Farooq Awan
The State Bank of Pakistan (SBP) has projected a continuation of macroeconomic stability into fiscal year 2025-26, supported by cautious monetary policy, fiscal discipline, and structural reforms under the IMF program, but warned that flood-related damages and global trade tensions could pose fresh challenges to growth and inflation.
According to the central bank’s Annual Report 2024-25, Pakistan entered the new fiscal year with stable fundamentals: inflation at an eight-year low, a current-account surplus, and rising foreign-exchange reserves. These achievements restored investor confidence and led to upgrades in Pakistan’s credit rating by all three major international agencies between April and August 2025. The SBP said that macroeconomic stability and a revival of business sentiment provided a solid base for further recovery in FY26.
Real GDP growth is projected to remain close to the lower end of the earlier projected range of 3.25 to 4.25 percent. The SBP explained that while monetary easing and higher development spending would continue to support activity, widespread floods in Punjab and Khyber Pakhtunkhwa had damaged crops, infrastructure, and supply chains, posing downside risks. The losses to rice, cotton, maize, and sugarcane cultivation could dampen overall agricultural output despite expectations of better Rabi yields.
The report said that post-flood reconstruction efforts and planned increases in public investment are likely to boost the construction and allied sectors. It added that lagged effects of the significant reduction in policy rate would sustain momentum in consumption and private investment. Fiscal consolidation will continue, with the deficit expected to remain between 3.8 and 4.8 percent of GDP, supported by ongoing tax-reform measures and increased documentation of the economy.
On the external front, exports are forecast between US$32 and 33 billion, while imports are expected in the range of US$63 to 65 billion, reflecting higher import demand for reconstruction materials and agricultural commodities. Workers’ remittances are projected at US$39 to 40 billion, maintaining the strong momentum observed in FY25. The SBP anticipates that the current-account deficit will remain contained within 0 to 1 percent of GDP, ensuring stability in the exchange rate and reserves.
However, inflation is expected to rise temporarily in the second half of FY26 due to the phasing-out of base effects and adjustments in gas and electricity tariffs. The SBP projects average CPI inflation in the 5 to 7 percent range but warns that food prices could come under pressure because of flood-related shortages of perishable items.
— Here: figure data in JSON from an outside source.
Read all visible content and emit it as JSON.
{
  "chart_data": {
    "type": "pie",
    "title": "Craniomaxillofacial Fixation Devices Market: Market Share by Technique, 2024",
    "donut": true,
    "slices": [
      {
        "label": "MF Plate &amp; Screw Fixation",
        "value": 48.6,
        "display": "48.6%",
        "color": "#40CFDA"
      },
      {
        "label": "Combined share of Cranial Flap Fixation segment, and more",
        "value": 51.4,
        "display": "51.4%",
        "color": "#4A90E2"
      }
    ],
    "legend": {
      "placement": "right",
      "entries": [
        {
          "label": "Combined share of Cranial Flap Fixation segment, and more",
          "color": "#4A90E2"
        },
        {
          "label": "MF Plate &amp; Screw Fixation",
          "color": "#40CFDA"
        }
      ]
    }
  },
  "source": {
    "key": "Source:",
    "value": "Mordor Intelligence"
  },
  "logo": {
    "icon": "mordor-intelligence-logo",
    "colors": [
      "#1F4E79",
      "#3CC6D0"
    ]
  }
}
The report stated that restrained domestic demand, stable global commodity prices, and a benign external outlook would help contain underlying inflationary pressures.
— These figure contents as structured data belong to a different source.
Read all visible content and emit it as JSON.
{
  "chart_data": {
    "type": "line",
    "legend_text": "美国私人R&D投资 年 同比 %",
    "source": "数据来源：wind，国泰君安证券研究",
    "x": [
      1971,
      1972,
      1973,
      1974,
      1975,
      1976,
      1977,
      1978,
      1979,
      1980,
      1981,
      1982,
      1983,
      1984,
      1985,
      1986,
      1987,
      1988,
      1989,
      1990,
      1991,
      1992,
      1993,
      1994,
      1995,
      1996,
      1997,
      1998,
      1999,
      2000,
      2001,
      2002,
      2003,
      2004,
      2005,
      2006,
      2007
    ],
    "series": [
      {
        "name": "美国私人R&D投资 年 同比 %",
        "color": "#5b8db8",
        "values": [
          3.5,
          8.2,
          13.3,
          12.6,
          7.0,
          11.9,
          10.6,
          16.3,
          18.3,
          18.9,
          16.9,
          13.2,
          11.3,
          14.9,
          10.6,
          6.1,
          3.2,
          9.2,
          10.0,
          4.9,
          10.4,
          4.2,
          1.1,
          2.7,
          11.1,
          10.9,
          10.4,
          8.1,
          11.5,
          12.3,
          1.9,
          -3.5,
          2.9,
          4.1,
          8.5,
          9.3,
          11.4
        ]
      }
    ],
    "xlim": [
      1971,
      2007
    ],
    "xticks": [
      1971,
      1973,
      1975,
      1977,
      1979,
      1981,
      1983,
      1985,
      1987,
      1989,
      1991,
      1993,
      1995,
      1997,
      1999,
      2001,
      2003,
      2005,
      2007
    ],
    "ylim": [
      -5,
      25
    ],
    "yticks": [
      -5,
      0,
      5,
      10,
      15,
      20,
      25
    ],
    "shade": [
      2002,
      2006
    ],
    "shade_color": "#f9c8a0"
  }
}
The State Bank cautioned that the outlook is subject to multiple risks, including uncertainty about global trade policies, geopolitical tensions, and volatility in international energy markets. It said that these factors could affect exports, remittances, and inflation dynamics. Domestically, the scale and speed of reconstruction after the floods will determine the extent of recovery in agriculture and infrastructure.
The report emphasized that maintaining reform momentum under the IMF Extended Fund Facility is critical for consolidating recent gains. It said that consistent fiscal discipline, governance reforms in public enterprises, and energy-sector restructuring would strengthen resilience and reduce debt vulnerabilities. The SBP added that continued coordination between fiscal and monetary authorities remains essential to sustain macroeconomic stability.
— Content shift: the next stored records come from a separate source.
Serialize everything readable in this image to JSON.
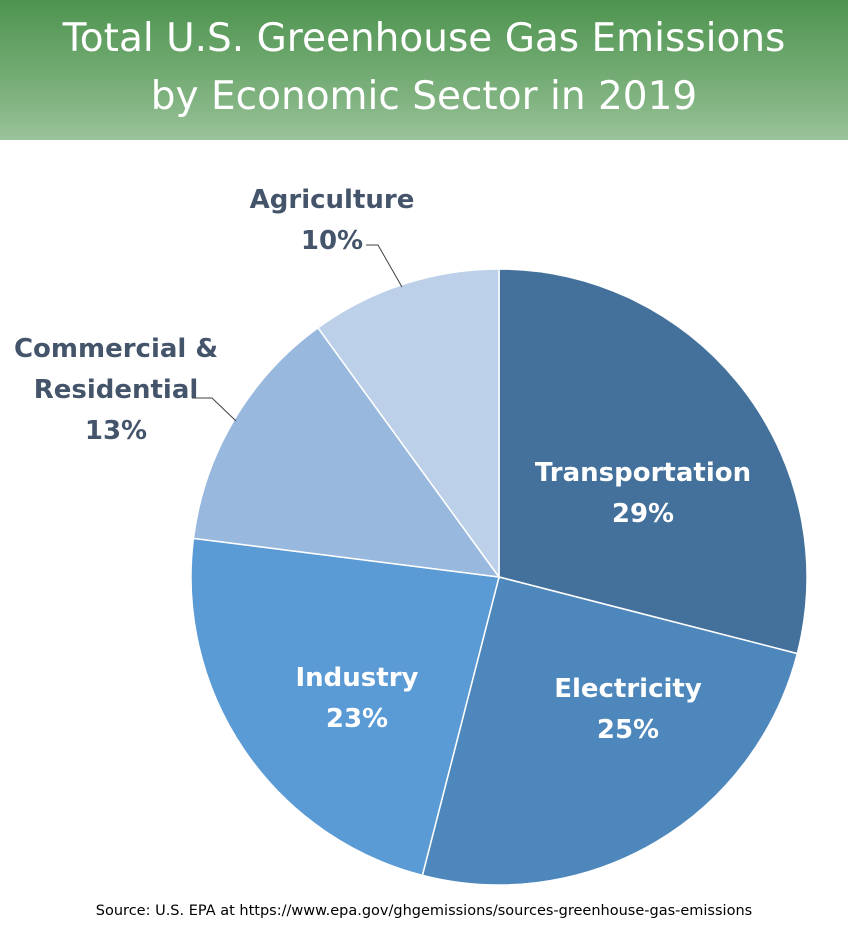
{
  "title": {
    "line1": "Total U.S. Greenhouse Gas Emissions",
    "line2": "by Economic Sector in 2019"
  },
  "source": "Source: U.S. EPA at https://www.epa.gov/ghgemissions/sources-greenhouse-gas-emissions",
  "colors": {
    "banner_top": "#4e944f",
    "banner_bottom": "#9bc39b",
    "label_inside": "#ffffff",
    "label_outside": "#44546a",
    "leader_line": "#404040",
    "slice_border": "#ffffff"
  },
  "chart_data": {
    "type": "pie",
    "title": "Total U.S. Greenhouse Gas Emissions by Economic Sector in 2019",
    "start_angle_deg": 0,
    "direction": "clockwise",
    "slices": [
      {
        "name": "Transportation",
        "value": 29,
        "value_label": "29%",
        "color": "#43719c",
        "label_position": "inside"
      },
      {
        "name": "Electricity",
        "value": 25,
        "value_label": "25%",
        "color": "#4d87bc",
        "label_position": "inside"
      },
      {
        "name": "Industry",
        "value": 23,
        "value_label": "23%",
        "color": "#5b9bd5",
        "label_position": "inside"
      },
      {
        "name": "Commercial & Residential",
        "value": 13,
        "value_label": "13%",
        "color": "#99b8de",
        "label_position": "outside"
      },
      {
        "name": "Agriculture",
        "value": 10,
        "value_label": "10%",
        "color": "#bdd0e9",
        "label_position": "outside"
      }
    ]
  }
}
In its concluding assessment, the central bank stated that Pakistan had entered FY26 in a far stronger position than a year earlier, with reduced vulnerabilities and improved confidence. However, it warned that the challenge now lies in preserving these achievements while addressing structural bottlenecks. It called on policymakers to leverage the current period of stability to fast-track reforms in taxation, energy, and agriculture—emphasizing that sustained productivity growth is essential to placing Pakistan on a stronger, more resilient economic trajectory.